Established in 2014, Gimlet Media is a narrative podcasting company based in Brooklyn, NY. Its podcasts genres range from documentaries to scripted to history to journalism to culture while also working with brands like Adobe, Lyft, Mastercard, Nike, Reebok, and Squarespace through Gimlet Creative, the company’s branded podcast division. In February, Gimlet Media was acquired by Spotify and recently introduced a new identity — their logo was Spotted on June — designed by New York, NY-based Grand Army.
GrandArmy worked with Gimlet to establish a brand positioning, logo, and visual identity system, designed to weave together the full suite of Gimlet podcasts into one ever-expanding tapestry.

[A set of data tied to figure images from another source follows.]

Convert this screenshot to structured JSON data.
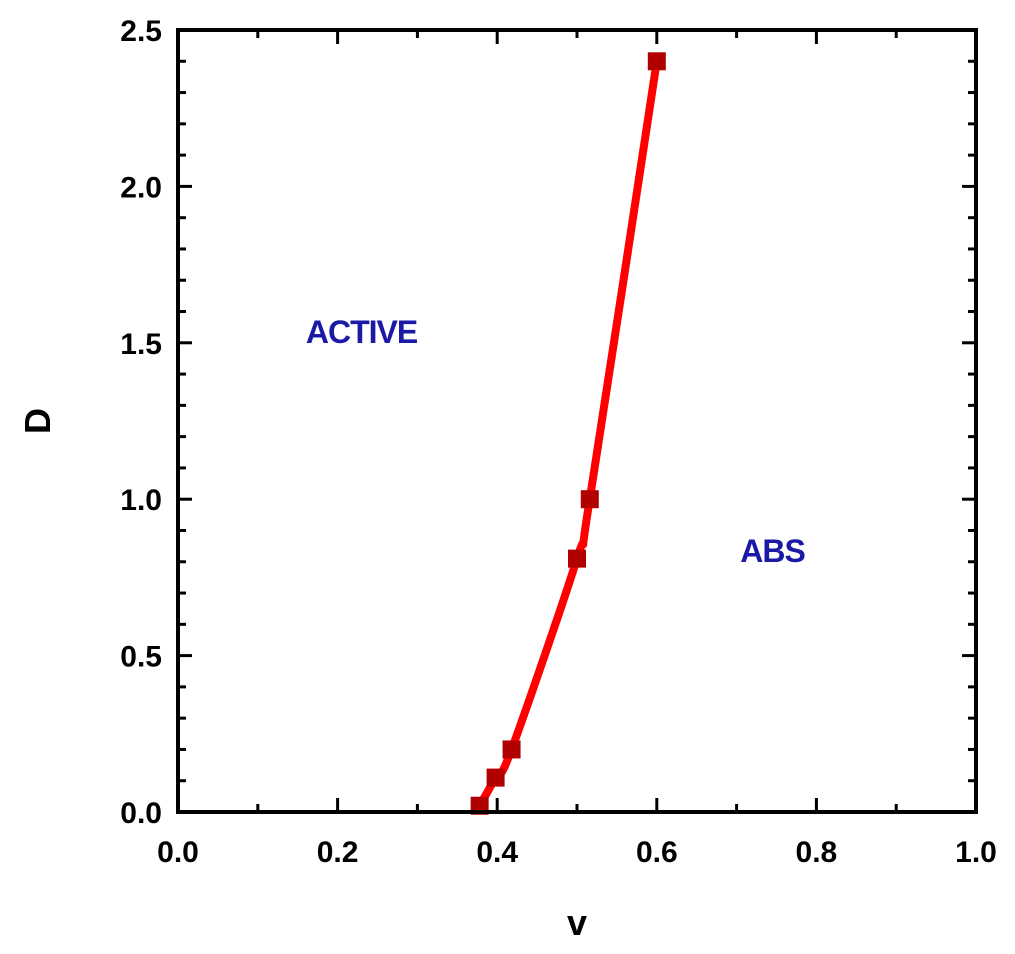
{
  "chart_data": {
    "type": "line",
    "xlabel": "v",
    "ylabel": "D",
    "xlim": [
      0.0,
      1.0
    ],
    "ylim": [
      0.0,
      2.5
    ],
    "x_ticks": [
      "0.0",
      "0.2",
      "0.4",
      "0.6",
      "0.8",
      "1.0"
    ],
    "y_ticks": [
      "0.0",
      "0.5",
      "1.0",
      "1.5",
      "2.0",
      "2.5"
    ],
    "grid": false,
    "series": [
      {
        "marker": "square",
        "color": "#ff0000",
        "marker_color": "#b00000",
        "points": [
          {
            "x": 0.378,
            "y": 0.02
          },
          {
            "x": 0.398,
            "y": 0.11
          },
          {
            "x": 0.418,
            "y": 0.2
          },
          {
            "x": 0.5,
            "y": 0.81
          },
          {
            "x": 0.516,
            "y": 1.0
          },
          {
            "x": 0.6,
            "y": 2.4
          }
        ]
      }
    ],
    "annotations": [
      {
        "text": "ACTIVE",
        "x": 0.23,
        "y": 1.5,
        "color": "#1a1aa6"
      },
      {
        "text": "ABS",
        "x": 0.745,
        "y": 0.8,
        "color": "#1a1aa6"
      }
    ]
  }
}
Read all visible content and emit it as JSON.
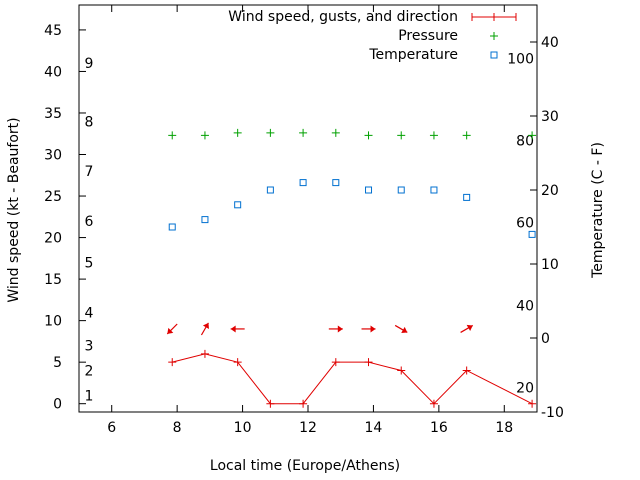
{
  "chart_data": {
    "type": "line",
    "xlabel": "Local time (Europe/Athens)",
    "ylabel_left": "Wind speed (kt - Beaufort)",
    "ylabel_right": "Temperature (C - F)",
    "xlim": [
      5,
      19
    ],
    "ylim_left": [
      -1,
      48
    ],
    "ylim_right": [
      -10,
      45
    ],
    "x_ticks": [
      6,
      8,
      10,
      12,
      14,
      16,
      18
    ],
    "y_left_ticks": [
      0,
      5,
      10,
      15,
      20,
      25,
      30,
      35,
      40,
      45
    ],
    "y_right_ticks": [
      -10,
      0,
      10,
      20,
      30,
      40
    ],
    "beaufort_labels": [
      {
        "label": "1",
        "at_kt": 1
      },
      {
        "label": "2",
        "at_kt": 4
      },
      {
        "label": "3",
        "at_kt": 7
      },
      {
        "label": "4",
        "at_kt": 11
      },
      {
        "label": "5",
        "at_kt": 17
      },
      {
        "label": "6",
        "at_kt": 22
      },
      {
        "label": "7",
        "at_kt": 28
      },
      {
        "label": "8",
        "at_kt": 34
      },
      {
        "label": "9",
        "at_kt": 41
      }
    ],
    "fahrenheit_labels": [
      {
        "label": "20",
        "at_c": -6.7
      },
      {
        "label": "40",
        "at_c": 4.4
      },
      {
        "label": "60",
        "at_c": 15.6
      },
      {
        "label": "80",
        "at_c": 26.7
      },
      {
        "label": "100",
        "at_c": 37.8
      }
    ],
    "legend": [
      "Wind speed, gusts, and direction",
      "Pressure",
      "Temperature"
    ],
    "legend_position": "top-right",
    "series": [
      {
        "name": "Wind speed, gusts, and direction",
        "color": "#e00000",
        "x": [
          7.85,
          8.85,
          9.85,
          10.85,
          11.85,
          12.85,
          13.85,
          14.85,
          15.85,
          16.85,
          18.85
        ],
        "y": [
          5,
          6,
          5,
          0,
          0,
          5,
          5,
          4,
          0,
          4,
          0
        ],
        "direction_arrow_deg": [
          225,
          60,
          180,
          null,
          null,
          0,
          0,
          330,
          null,
          30,
          null
        ]
      },
      {
        "name": "Pressure",
        "color": "#00a000",
        "axis": "left",
        "x": [
          7.85,
          8.85,
          9.85,
          10.85,
          11.85,
          12.85,
          13.85,
          14.85,
          15.85,
          16.85,
          18.85
        ],
        "y": [
          32.3,
          32.3,
          32.6,
          32.6,
          32.6,
          32.6,
          32.3,
          32.3,
          32.3,
          32.3,
          32.3
        ]
      },
      {
        "name": "Temperature",
        "color": "#0070d0",
        "axis": "right",
        "x": [
          7.85,
          8.85,
          9.85,
          10.85,
          11.85,
          12.85,
          13.85,
          14.85,
          15.85,
          16.85,
          18.85
        ],
        "y": [
          15,
          16,
          18,
          20,
          21,
          21,
          20,
          20,
          20,
          19,
          14
        ]
      }
    ]
  }
}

Built on a robust wordmark informed by letterpress broadsides and vintage newspaper headlines, the identity brings Gimlet’s catalogue to life with a visual language driven by narrative collage. Found images, illustration, and brightly colored scraps of paper pile atop each other to reflect Gimlet’s stories: layers of edits, snapshots, moments, revisions, works in progress.
The old logo, in Lineto Circular, was nice because it was in Lineto Circular but, other than that, it literally had nothing else going on, lacking any distinctive or memorable feature. The new logo in a condensed sans serif that emulates broadsheet woodtype has a bolder and more purposeful presence. The underline, while not amazingly creative, provides just enough “flair” to dress up the wordmark and establish a somewhat recognizable element to it. It’s not the most exciting of logos but it looks good, it stands out, and is well executed.

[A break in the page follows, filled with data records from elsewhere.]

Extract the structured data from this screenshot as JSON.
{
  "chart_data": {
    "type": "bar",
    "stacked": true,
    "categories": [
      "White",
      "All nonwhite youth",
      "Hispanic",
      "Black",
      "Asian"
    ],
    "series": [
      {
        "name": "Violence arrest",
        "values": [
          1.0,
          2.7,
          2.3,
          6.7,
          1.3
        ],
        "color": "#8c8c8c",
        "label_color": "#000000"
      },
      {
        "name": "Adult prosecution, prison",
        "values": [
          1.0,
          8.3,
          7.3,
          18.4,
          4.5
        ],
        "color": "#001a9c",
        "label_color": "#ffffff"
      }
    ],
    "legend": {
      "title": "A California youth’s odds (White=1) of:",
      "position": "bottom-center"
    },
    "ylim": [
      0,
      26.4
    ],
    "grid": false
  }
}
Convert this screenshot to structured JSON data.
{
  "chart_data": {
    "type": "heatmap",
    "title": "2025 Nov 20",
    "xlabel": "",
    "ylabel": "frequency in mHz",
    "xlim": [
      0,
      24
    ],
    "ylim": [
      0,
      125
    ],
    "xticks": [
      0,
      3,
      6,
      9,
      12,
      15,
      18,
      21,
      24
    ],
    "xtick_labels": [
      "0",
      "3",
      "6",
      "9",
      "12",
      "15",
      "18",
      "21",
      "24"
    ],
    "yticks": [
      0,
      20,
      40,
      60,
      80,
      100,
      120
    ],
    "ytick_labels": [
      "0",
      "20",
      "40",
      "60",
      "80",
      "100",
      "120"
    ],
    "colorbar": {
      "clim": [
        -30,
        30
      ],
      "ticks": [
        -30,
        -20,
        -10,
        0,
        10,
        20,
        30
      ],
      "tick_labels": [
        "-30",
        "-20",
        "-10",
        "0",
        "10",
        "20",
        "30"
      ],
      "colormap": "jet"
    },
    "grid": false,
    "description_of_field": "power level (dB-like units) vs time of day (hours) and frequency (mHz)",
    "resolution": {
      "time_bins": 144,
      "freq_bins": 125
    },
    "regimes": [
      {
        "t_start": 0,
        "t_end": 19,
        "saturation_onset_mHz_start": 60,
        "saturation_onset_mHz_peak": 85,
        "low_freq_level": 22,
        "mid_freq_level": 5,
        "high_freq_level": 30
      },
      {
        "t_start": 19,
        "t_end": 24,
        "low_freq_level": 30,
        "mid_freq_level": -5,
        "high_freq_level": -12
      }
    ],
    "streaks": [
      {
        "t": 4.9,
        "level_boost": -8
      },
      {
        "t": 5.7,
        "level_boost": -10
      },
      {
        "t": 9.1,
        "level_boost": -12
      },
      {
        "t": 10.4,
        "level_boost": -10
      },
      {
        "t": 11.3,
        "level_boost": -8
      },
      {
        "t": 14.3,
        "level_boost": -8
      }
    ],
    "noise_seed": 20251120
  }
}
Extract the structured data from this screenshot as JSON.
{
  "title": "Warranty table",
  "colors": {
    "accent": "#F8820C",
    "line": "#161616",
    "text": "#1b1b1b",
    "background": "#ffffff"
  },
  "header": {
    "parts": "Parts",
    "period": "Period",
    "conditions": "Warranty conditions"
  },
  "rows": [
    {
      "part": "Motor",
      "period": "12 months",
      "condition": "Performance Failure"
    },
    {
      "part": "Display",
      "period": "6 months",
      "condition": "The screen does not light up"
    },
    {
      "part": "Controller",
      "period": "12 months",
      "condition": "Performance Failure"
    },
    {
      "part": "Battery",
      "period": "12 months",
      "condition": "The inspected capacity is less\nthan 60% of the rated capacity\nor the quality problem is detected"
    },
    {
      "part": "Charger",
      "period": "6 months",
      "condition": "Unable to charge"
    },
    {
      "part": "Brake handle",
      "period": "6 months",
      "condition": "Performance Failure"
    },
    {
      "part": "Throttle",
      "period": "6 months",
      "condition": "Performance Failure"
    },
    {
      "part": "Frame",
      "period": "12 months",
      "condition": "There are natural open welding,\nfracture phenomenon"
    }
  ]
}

Not much in terms of business-side applications other than, well, business cards, but I do like the big use of the logo in the back. I’m not sure about the broad color palette — meaning, do they really need that many colors? — and the front of the card takes minimalism a little too far. The highlight of the project, though, and where things start to gel together is the podcast artwork…

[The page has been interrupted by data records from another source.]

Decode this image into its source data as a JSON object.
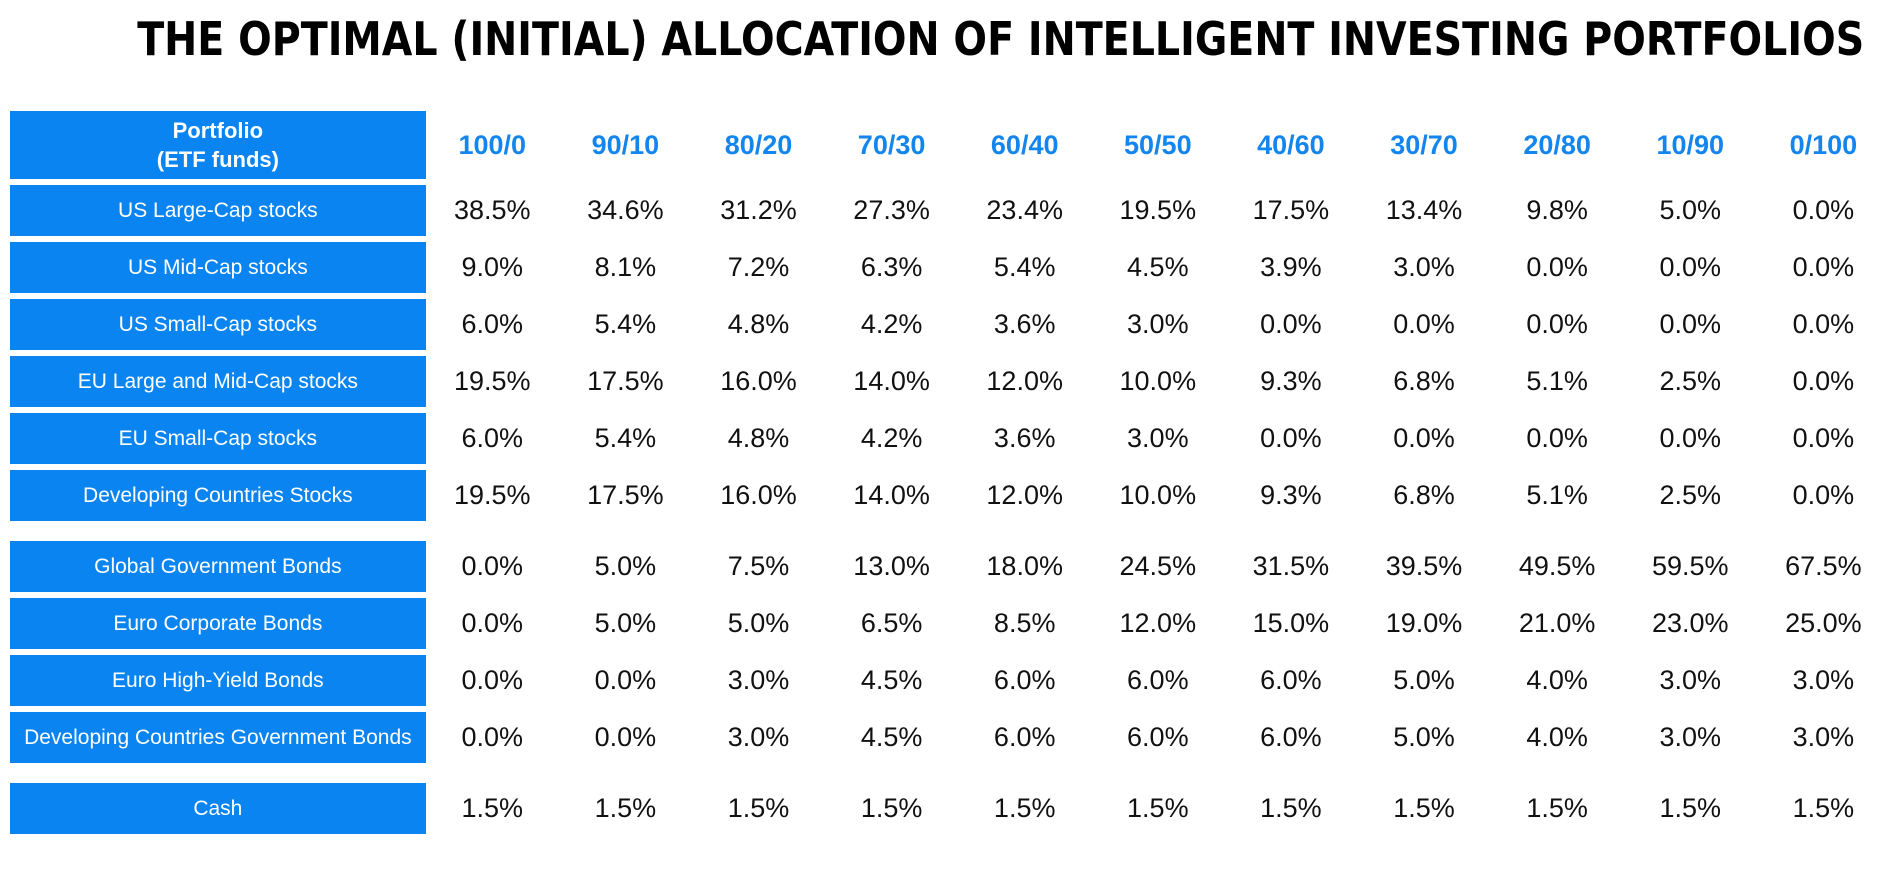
{
  "title": "THE OPTIMAL (INITIAL) ALLOCATION OF INTELLIGENT INVESTING PORTFOLIOS",
  "colors": {
    "label_bg": "#0a84f0",
    "header_text": "#1385ee"
  },
  "chart_data": {
    "type": "table",
    "title": "THE OPTIMAL (INITIAL) ALLOCATION OF INTELLIGENT INVESTING PORTFOLIOS",
    "row_header_line1": "Portfolio",
    "row_header_line2": "(ETF funds)",
    "columns": [
      "100/0",
      "90/10",
      "80/20",
      "70/30",
      "60/40",
      "50/50",
      "40/60",
      "30/70",
      "20/80",
      "10/90",
      "0/100"
    ],
    "groups": [
      [
        {
          "label": "US Large-Cap stocks",
          "values": [
            "38.5%",
            "34.6%",
            "31.2%",
            "27.3%",
            "23.4%",
            "19.5%",
            "17.5%",
            "13.4%",
            "9.8%",
            "5.0%",
            "0.0%"
          ]
        },
        {
          "label": "US Mid-Cap stocks",
          "values": [
            "9.0%",
            "8.1%",
            "7.2%",
            "6.3%",
            "5.4%",
            "4.5%",
            "3.9%",
            "3.0%",
            "0.0%",
            "0.0%",
            "0.0%"
          ]
        },
        {
          "label": "US Small-Cap stocks",
          "values": [
            "6.0%",
            "5.4%",
            "4.8%",
            "4.2%",
            "3.6%",
            "3.0%",
            "0.0%",
            "0.0%",
            "0.0%",
            "0.0%",
            "0.0%"
          ]
        },
        {
          "label": "EU Large and Mid-Cap stocks",
          "values": [
            "19.5%",
            "17.5%",
            "16.0%",
            "14.0%",
            "12.0%",
            "10.0%",
            "9.3%",
            "6.8%",
            "5.1%",
            "2.5%",
            "0.0%"
          ]
        },
        {
          "label": "EU Small-Cap stocks",
          "values": [
            "6.0%",
            "5.4%",
            "4.8%",
            "4.2%",
            "3.6%",
            "3.0%",
            "0.0%",
            "0.0%",
            "0.0%",
            "0.0%",
            "0.0%"
          ]
        },
        {
          "label": "Developing Countries Stocks",
          "values": [
            "19.5%",
            "17.5%",
            "16.0%",
            "14.0%",
            "12.0%",
            "10.0%",
            "9.3%",
            "6.8%",
            "5.1%",
            "2.5%",
            "0.0%"
          ]
        }
      ],
      [
        {
          "label": "Global Government Bonds",
          "values": [
            "0.0%",
            "5.0%",
            "7.5%",
            "13.0%",
            "18.0%",
            "24.5%",
            "31.5%",
            "39.5%",
            "49.5%",
            "59.5%",
            "67.5%"
          ]
        },
        {
          "label": "Euro Corporate Bonds",
          "values": [
            "0.0%",
            "5.0%",
            "5.0%",
            "6.5%",
            "8.5%",
            "12.0%",
            "15.0%",
            "19.0%",
            "21.0%",
            "23.0%",
            "25.0%"
          ]
        },
        {
          "label": "Euro High-Yield Bonds",
          "values": [
            "0.0%",
            "0.0%",
            "3.0%",
            "4.5%",
            "6.0%",
            "6.0%",
            "6.0%",
            "5.0%",
            "4.0%",
            "3.0%",
            "3.0%"
          ]
        },
        {
          "label": "Developing Countries Government Bonds",
          "values": [
            "0.0%",
            "0.0%",
            "3.0%",
            "4.5%",
            "6.0%",
            "6.0%",
            "6.0%",
            "5.0%",
            "4.0%",
            "3.0%",
            "3.0%"
          ]
        }
      ],
      [
        {
          "label": "Cash",
          "values": [
            "1.5%",
            "1.5%",
            "1.5%",
            "1.5%",
            "1.5%",
            "1.5%",
            "1.5%",
            "1.5%",
            "1.5%",
            "1.5%",
            "1.5%"
          ]
        }
      ]
    ]
  }
}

The zine-like aesthetic of the collages give the podcasts a kind of raw, real vibe that provides a nice contrast to the common illustrative-slash-naive graphics of podcast covers. The density of both the logo and monogram stand out very well from the big visual punch of the collages and the grainy, halftone-y look makes the podcasts look like they have been around for a long time, almost like vintage covers of classic books.
The logo and collages come together nicely in covers, show players, and banner ads with the help of Marr Sans and Akzidenz Grotesk Extended providing a good contrast of new and old with Marr Sans having enough personality to be a recognizable element as users are browsing through podcast options. Overall, this shines where it needs to, and the logo provides a strong punctuation to the fun, attractive artwork.